Europe’s Biggest Vertical Farm Will Be Powered by Wind and Planted by Robots (Singularity Hub): The new facility is in Denmark, in an area called Taastrup outside of Copenhagen. At 7,000 square meters (just over 73,000 square feet), it will be the biggest vertical farm in Europe. Crops will grow in stacks 14 layers high and will use more than 20,000 LED lights.

It’s for growing salad. Output will reach 1,000 ton/yr by end 2021.

It’s complex: 5,000 different data points are consulted to optimise growth. Which means…

  • It’s efficient: greens will reportedly be grown using just one liter of water per kilogram of produce, which is a whopping 250 times less than what’s used in traditional agriculture.
  • The greens are green: And all that light from the LEDs? It’ll come from electricity generated by wind.

Fruit and vegetables are notorious for being shipped in from thousands of miles away. This means they can be grown locally.

Get this: only 20 of these facilities would allow Denmark to become ‘self-sufficient in salads and herbs.’

Also I love the idea of a multi-storey cube, encrusted with wind turbines, on the outskirts of every major town, a semi-autonomous Salad Assembly Building sipping water and emitting a continuous stream of cool, fresh greens.


I’m watching this space because last year I asked: Perhaps China’s centralised supply chain won’t last forever (April 2020).

My key example at the time was the micro-factory approach of EV truck manufacturer Arrival, more about which in this article:

Arrival says it has kept a lid on costs thanks to its ‘micro-factory’ production plan. Essentially, it plans to set up a network of small factories globally optimised to produce around 10,000 vans a year each, or 2000 buses. …

This gives Arrival adaptability in a way that huge plants with a single line can’t, he said. The polypropylene body panels are moulded in the required colours on site, removing the need for expensive paint shops or stamping machines. ‘Cells’ in the plant assemble different elements that plug into the skateboard chassis.

The factories will be closer to end customers and, because they don’t demand a huge number of workers, can be placed near smaller cities.
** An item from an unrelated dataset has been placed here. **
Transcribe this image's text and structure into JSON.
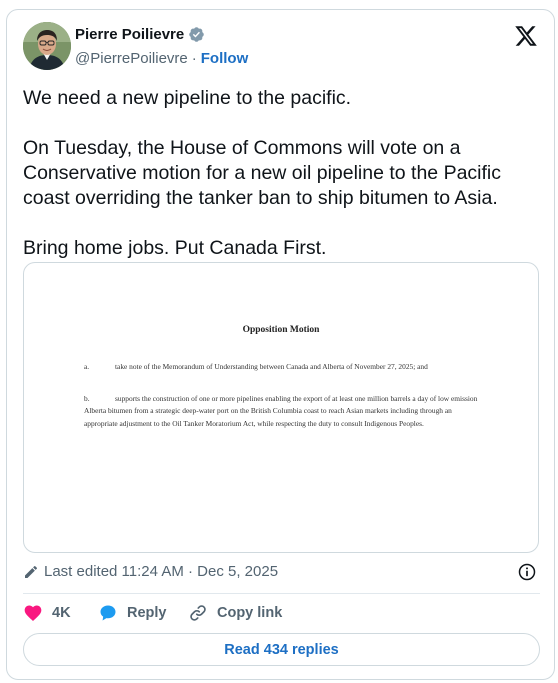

My point in that piece was that the calculus of supply chains might be more fragile than it looks.

  • Maybe modern software lifts the complexity limit on supply chains. Perhaps Arrival’s network of micro-factories is no harder to manage, in 2021, than a single centralised plant was in the 1970s?
  • Maybe consumers will demand that carbon is priced in. If the environmental externalities were fully factored in, maybe Unilever’s shipping container factories would actually end up looking cheaper than giant centralised plant?

And here’s another data point: I was talking a couple weeks back about the Suez Canal as a newly apparent global infrastructure risk. Well I didn’t expect it to become apparent like this:

Supply chain issues and the popularity of garden centres during lockdown are causing a shortage of garden gnomes.

The ornaments are in short supply with raw materials hard to come by and the recent blockage of the Suez Canal contributing to the national shortage.

And: We haven’t seen a gnome in six months now unfortunately.

(Thanks Steve Portigal for the pointer on Twitter.)

If you run a just-in-time supply chain - maybe not gnomes but perhaps construction equipment - surely you’re now doing calculations on resilience, and you might just choose to have a supplier nearby than halfway round the world.


It could be that only a few numbers need to change, and suddenly factories will be on our doorsteps again, providing jobs, improving transparency, reducing alienation between consumers and the methods of production, lowering carbon footprint…

The pot of gold at the end of the rainbow is this solarpunk yoghurt commercial.

Seriously, watch it if you haven’t already. It’s a 30 second, animated vision of humans and robot living, eating, and farming together, wind turbines on blimps, a Veridian future-pastoral world from – Chobani, which makes yoghurt. Because of course.

So there’s hope, is what I’m saying:

It’s worth pushing at the numbers because the calculus could be near a tipping point, and it’s worth illustrating and demonstrating the better possible futures because the people with the supply chains in their Excel spreadsheets might just be looking for de-risked safe harbours.